ML Data-Pipeline Ingestion - Optimisation for scaling #32

Shakthieshwari · 2022-09-22T15:06:01Z

Shakthieshwari
Sep 22, 2022

Hello Team,

We are planning to do few ML Data Optimisation for scaling .
JIra Ticket Link :- https://project-sunbird.atlassian.net/browse/OB-57

Problem Statement :- Avoid Deletion of Projects Druid Datasource -> Program Dashboard CSV use this datasource

Reason for Deletion of Datasource :- Since the Status of the project vary every time and druid doesn't support updating a record, We are daily deleting the entire data from druid and re-ingesting the whole data into druid on a daily basis to get the updated status of a submission.

Concern :- Huge Data Handling

Approach(Solution) :- Please check this confluence doc https://project-sunbird.atlassian.net/l/cp/P7nq918u , we have detailed out the design.

Similar to OnDemandDruidExhaustJob, we need to create the OnDemandCassandraExhaustJob Data Product.

Please provide us your @SanthoshVasabhaktula @sowmya-dixit @anandp504 approval and suggestions, if we can go a head on this.

Cc- @aishwaryashikshalokam @Ashwiniev95 @Prateek-slokam @aks30 @kiranharidas187 @vijiurs @snehangsude

Please do the needful at the earliest, as this is very highest priority for the program launch.

Thanks

SanthoshVasabhaktula · 2022-09-23T06:55:48Z

SanthoshVasabhaktula
Sep 23, 2022
Maintainer

@Shakthieshwari

Druid is never supposed to be used as source of truth. There are two approaches over here:

If the source database is either Mongo or Cassandra and storing data in Druid as a snapshot for ease of querying, then apply mutations to druid instead of full restore (Druid does support updates). We can design a mutation framework to apply mutations to data-sources in Druid. Do not this is not a one release activity.
Alternative write custom data products to query the source database itself. In the above case what is the source database?

In addition, don't generalize an exhaust job on Cassandra. Cassandra query patterns are different and needs to be fine tuned specific to corresponding tables similar to ProgressExhaust or ResponseExhaust. You can just create a ProjectExhaust dataproduct similar to ProgressExhaust.

3 replies

Shakthieshwari Sep 23, 2022
Author

Thanks @SanthoshVasabhaktula .

Yes, we agree . In the approach we suggested, we are not using druid at all.

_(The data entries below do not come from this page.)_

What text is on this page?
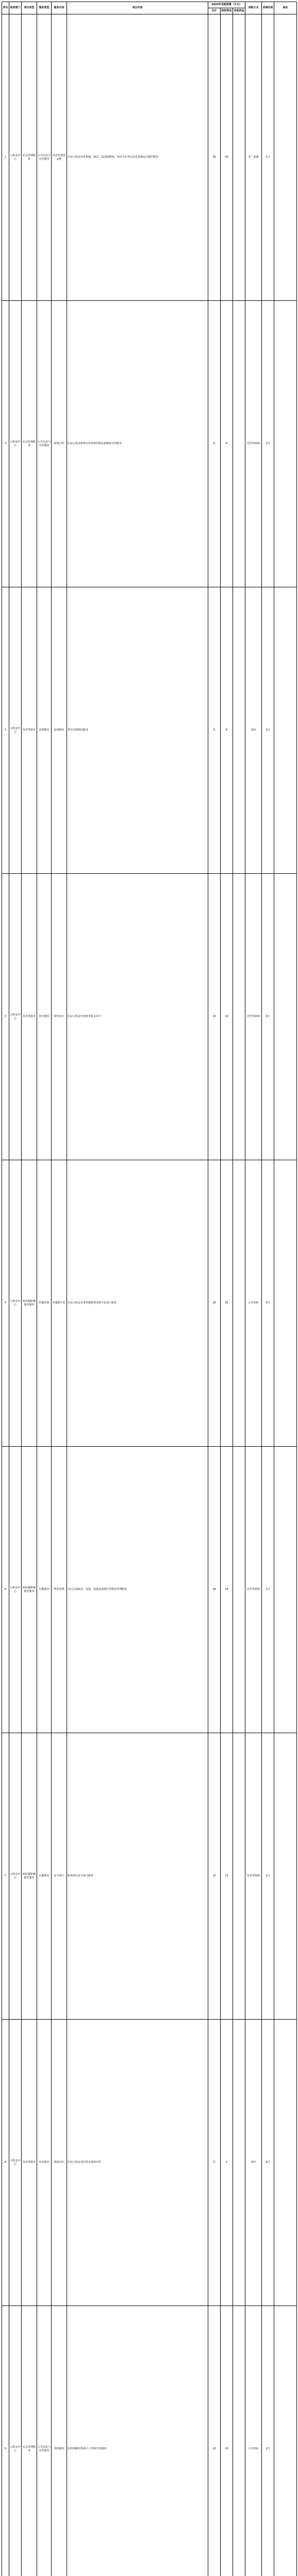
序号	政府部门	项目类型	服务类型	服务内容	项目内容	2024年采购预算（万元）			采购方式	采购时间	备注
						合计	财政资金	其他资金			
1	公积金中心	社会管理服务	公共信息与宣传服务	信息化建设运维	住房公积金业务系统、网站、12329热线、短信平台等信息化系统运行维护服务	30	30		单一来源	1月	
2	公积金中心	社会管理服务	公共信息与宣传服务	政策宣传	住房公积金政策宣传资料印制及新媒体宣传服务	8	8		竞争性磋商	3月	
3	公积金中心	技术性服务	法律服务	法律顾问	常年法律顾问服务	6	6		询价	2月	
4	公积金中心	技术性服务	审计服务	财务审计	住房公积金年度财务收支审计	10	10		竞争性磋商	4月	
5	公积金中心	政府履职辅助性服务	档案管理	档案数字化	住房公积金业务档案整理及数字化加工服务	25	25		公开招标	5月	
6	公积金中心	政府履职辅助性服务	后勤服务	物业管理	办公区域保洁、安保、设施设备维护等物业管理服务	18	18		竞争性磋商	1月	
7	公积金中心	政府履职辅助性服务	后勤服务	安全保卫	服务网点安全保卫服务	12	12		竞争性磋商	1月	
8	公积金中心	技术性服务	评估服务	绩效评价	住房公积金项目资金绩效评价	5	5		询价	6月	
9	公积金中心	社会管理服务	公共信息与宣传服务	热线服务	12329服务热线人工坐席外包服务	20	20		公开招标	2月	
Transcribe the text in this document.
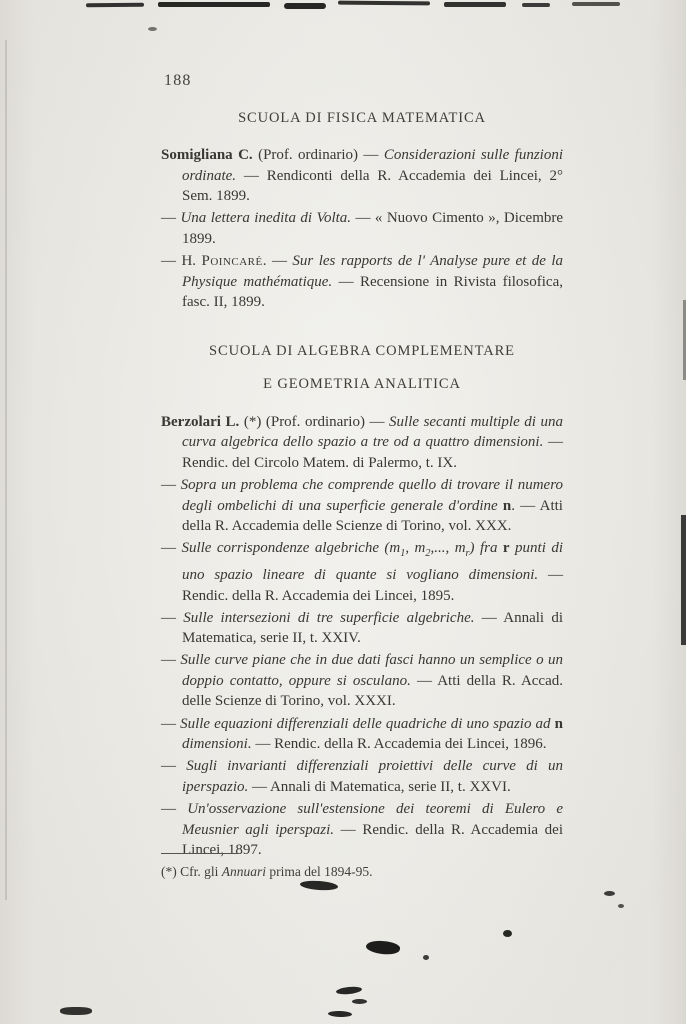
188
SCUOLA DI FISICA MATEMATICA

Somigliana C. (Prof. ordinario) — Considerazioni sulle funzioni ordinate. — Rendiconti della R. Accademia dei Lincei, 2° Sem. 1899.

— Una lettera inedita di Volta. — « Nuovo Cimento », Dicembre 1899.

— H. Poincaré. — Sur les rapports de l' Analyse pure et de la Physique mathématique. — Recensione in Rivista filosofica, fasc. II, 1899.

SCUOLA DI ALGEBRA COMPLEMENTARE
E GEOMETRIA ANALITICA

Berzolari L. (*) (Prof. ordinario) — Sulle secanti multiple di una curva algebrica dello spazio a tre od a quattro dimensioni. — Rendic. del Circolo Matem. di Palermo, t. IX.

— Sopra un problema che comprende quello di trovare il numero degli ombelichi di una superficie generale d'ordine n. — Atti della R. Accademia delle Scienze di Torino, vol. XXX.

— Sulle corrispondenze algebriche ($m_1$, $m_2$,..., $m_r$) fra r punti di uno spazio lineare di quante si vogliano dimensioni. — Rendic. della R. Accademia dei Lincei, 1895.

— Sulle intersezioni di tre superficie algebriche. — Annali di Matematica, serie II, t. XXIV.

— Sulle curve piane che in due dati fasci hanno un semplice o un doppio contatto, oppure si osculano. — Atti della R. Accad. delle Scienze di Torino, vol. XXXI.

— Sulle equazioni differenziali delle quadriche di uno spazio ad n dimensioni. — Rendic. della R. Accademia dei Lincei, 1896.

— Sugli invarianti differenziali proiettivi delle curve di un iperspazio. — Annali di Matematica, serie II, t. XXVI.

— Un'osservazione sull'estensione dei teoremi di Eulero e Meusnier agli iperspazi. — Rendic. della R. Accademia dei Lincei, 1897.

(*) Cfr. gli Annuari prima del 1894-95.
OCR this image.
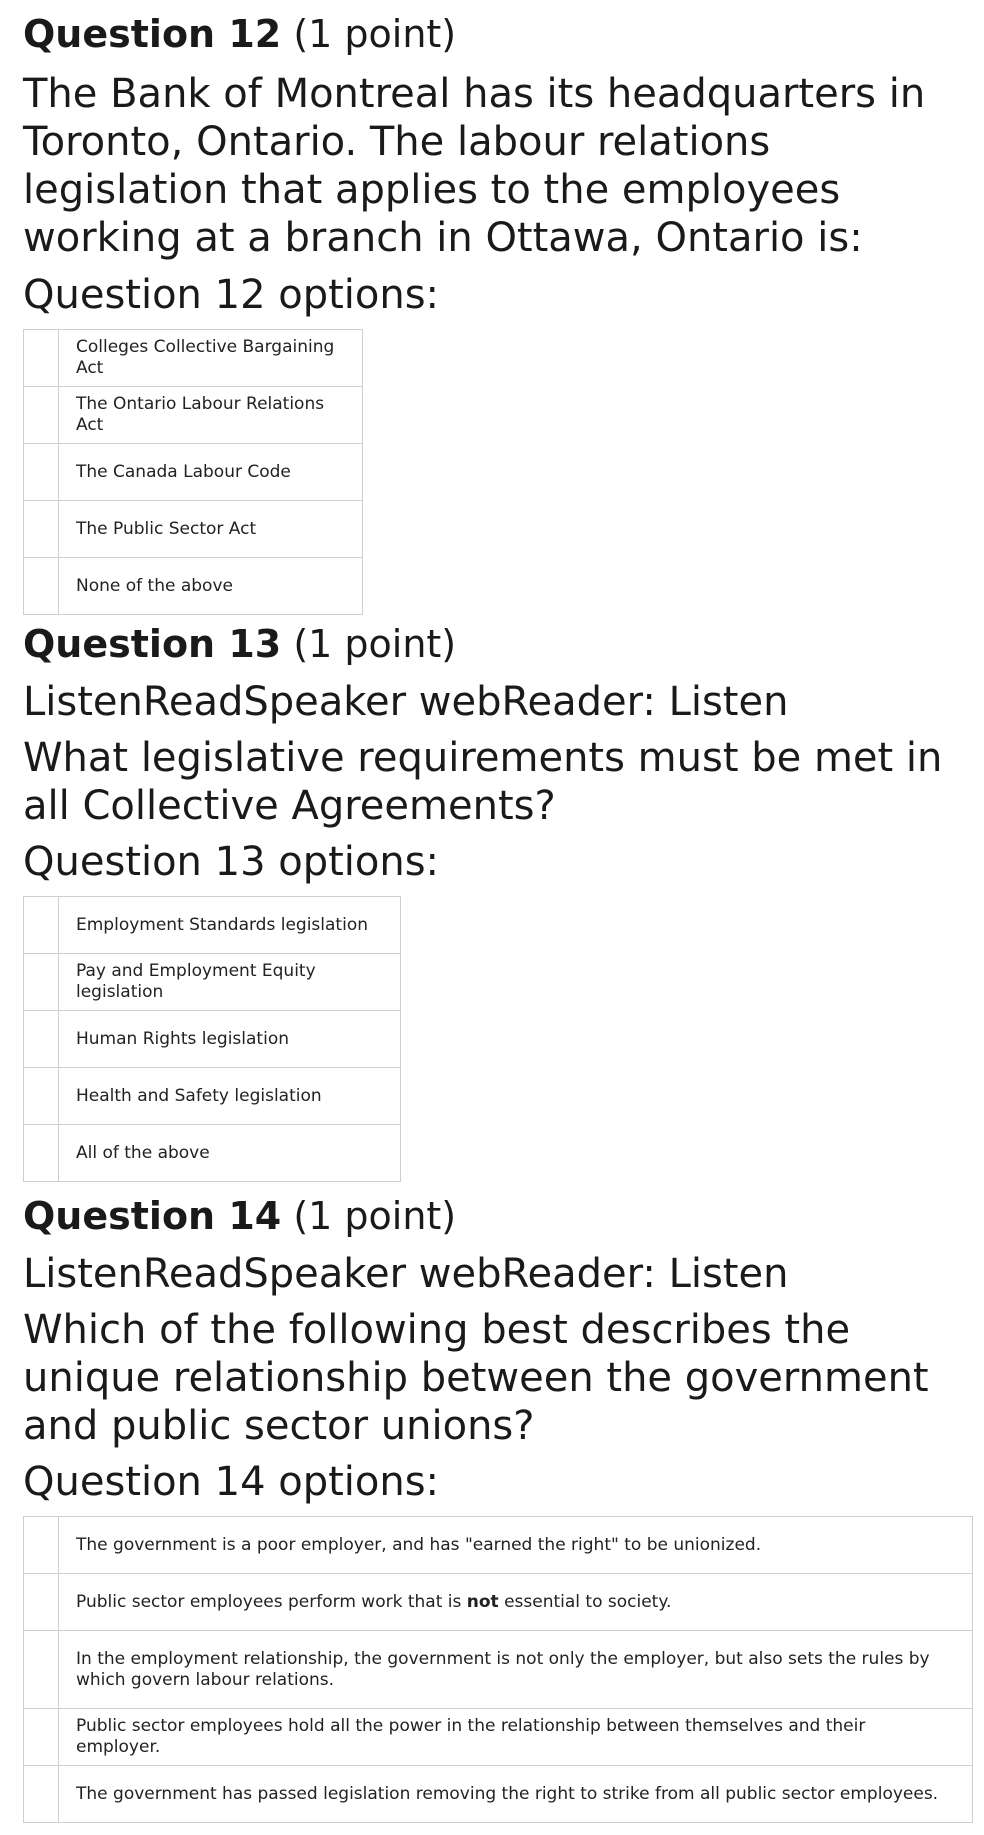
Question 12 (1 point)

The Bank of Montreal has its headquarters in Toronto, Ontario. The labour relations legislation that applies to the employees working at a branch in Ottawa, Ontario is:

Question 12 options:

	Colleges Collective Bargaining Act
	The Ontario Labour Relations Act
	The Canada Labour Code
	The Public Sector Act
	None of the above
Question 13 (1 point)

ListenReadSpeaker webReader: Listen

What legislative requirements must be met in all Collective Agreements?

Question 13 options:

	Employment Standards legislation
	Pay and Employment Equity legislation
	Human Rights legislation
	Health and Safety legislation
	All of the above
Question 14 (1 point)

ListenReadSpeaker webReader: Listen

Which of the following best describes the unique relationship between the government and public sector unions?

Question 14 options:

	The government is a poor employer, and has "earned the right" to be unionized.
	Public sector employees perform work that is not essential to society.
	In the employment relationship, the government is not only the employer, but also sets the rules by which govern labour relations.
	Public sector employees hold all the power in the relationship between themselves and their employer.
	The government has passed legislation removing the right to strike from all public sector employees.
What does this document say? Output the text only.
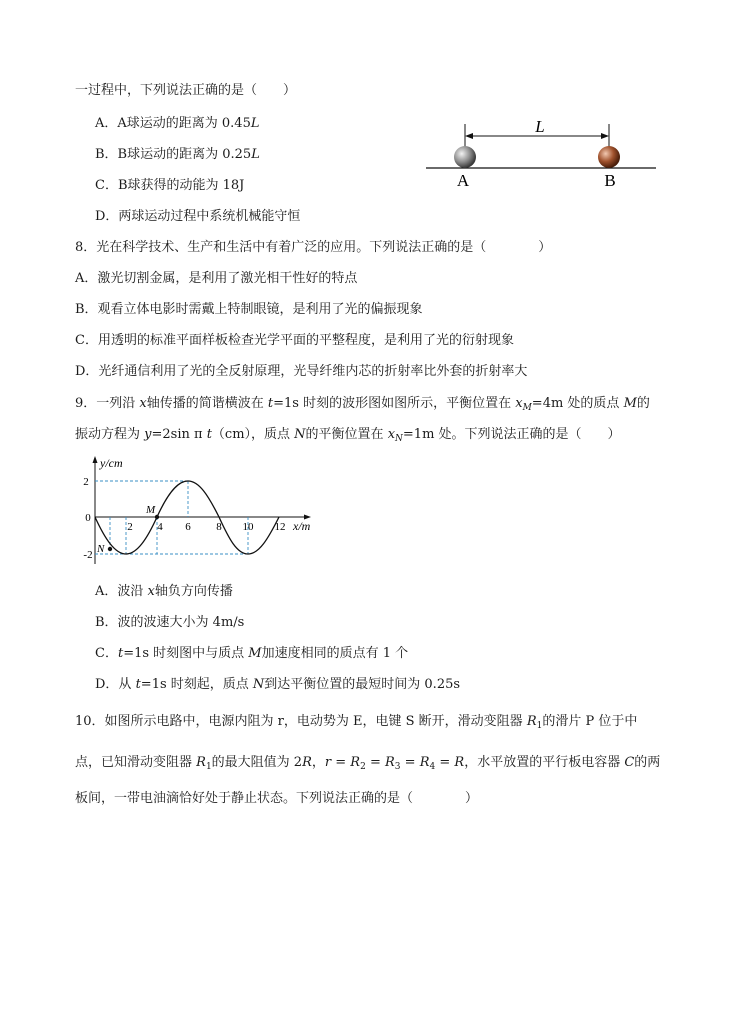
一过程中，下列说法正确的是（　　）
A．A球运动的距离为 0.45L
B．B球运动的距离为 0.25L
C．B球获得的动能为 18J
D．两球运动过程中系统机械能守恒
L
A	B
8．光在科学技术、生产和生活中有着广泛的应用。下列说法正确的是（　　　　）
A．激光切割金属，是利用了激光相干性好的特点
B．观看立体电影时需戴上特制眼镜，是利用了光的偏振现象
C．用透明的标准平面样板检查光学平面的平整程度，是利用了光的衍射现象
D．光纤通信利用了光的全反射原理，光导纤维内芯的折射率比外套的折射率大
9．一列沿 x轴传播的简谐横波在 t=1s 时刻的波形图如图所示，平衡位置在 $x_M=4m$ 处的质点 M的
振动方程为 y=2sin π t（cm），质点 N的平衡位置在 $x_N=1m$ 处。下列说法正确的是（　　）
y/cm
x/m
2
0
-2
2 4 6 8 10 12
M
N
A．波沿 x轴负方向传播
B．波的波速大小为 4m/s
C．t=1s 时刻图中与质点 M加速度相同的质点有 1 个
D．从 t=1s 时刻起，质点 N到达平衡位置的最短时间为 0.25s
10．如图所示电路中，电源内阻为 r，电动势为 E，电键 S 断开，滑动变阻器 $R_1$的滑片 P 位于中
点，已知滑动变阻器 $R_1$的最大阻值为 2R，$r = R_2 = R_3 = R_4 = R$，水平放置的平行板电容器 C的两
板间，一带电油滴恰好处于静止状态。下列说法正确的是（　　　　）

Source Database will be cassandra.

Sure we will create a custom data products for our resource. Can you please confirm if this https://github.com/Sunbird-Lern/data-products/blob/release-5.0.0/lern-data-products/src/main/scala/org/sunbird/lms/exhaust/collection/ProgressExhaustJobV2.scala is the git repo ? we should refer and push our new data product to this repo ?

Thanks

SanthoshVasabhaktula Sep 23, 2022
Maintainer

Yes that is the right job, but not the right building block. Which building block does projects and observations fall into? Please create the job in that specific building block. If you are unsure, please discuss with Sunbird PM's to identify the right building block.

Shakthieshwari Sep 23, 2022
Author

Thanks @SanthoshVasabhaktula

@sowmya-dixit @anandp504 @reshmi-nair @kameshbhr Please do help us out which building block should we create our custom data product ? If required, we can connect for 30mins

Thanks

rhwarrier · 2022-09-26T06:16:17Z

rhwarrier
Sep 26, 2022
Maintainer

@Shakthieshwari which block do Projects and Observations sit under currently? Is it SB Ed ?

6 replies

rhwarrier Sep 27, 2022
Maintainer

Obsrv is primarily about the underlying infra - the data pipeline, denorm jobs, and the reporting layer. The only data product inclusion here is the summariser, given its generic nature.
All data products that are written for specific initiatives should stay with the instance code - for example, data products being used by Diksha are being moved out to Diksha for the implementation team to manage. It is meant for a specific use case, and is not part of the building block.
@SanthoshVasabhaktula @anandp504 please add.

Shakthieshwari Sep 27, 2022
Author

@rhwarrier @sowmya-dixit @anandp504 @reshmi-nair Can you please let me know then where do i create our custom data-product for ml projects?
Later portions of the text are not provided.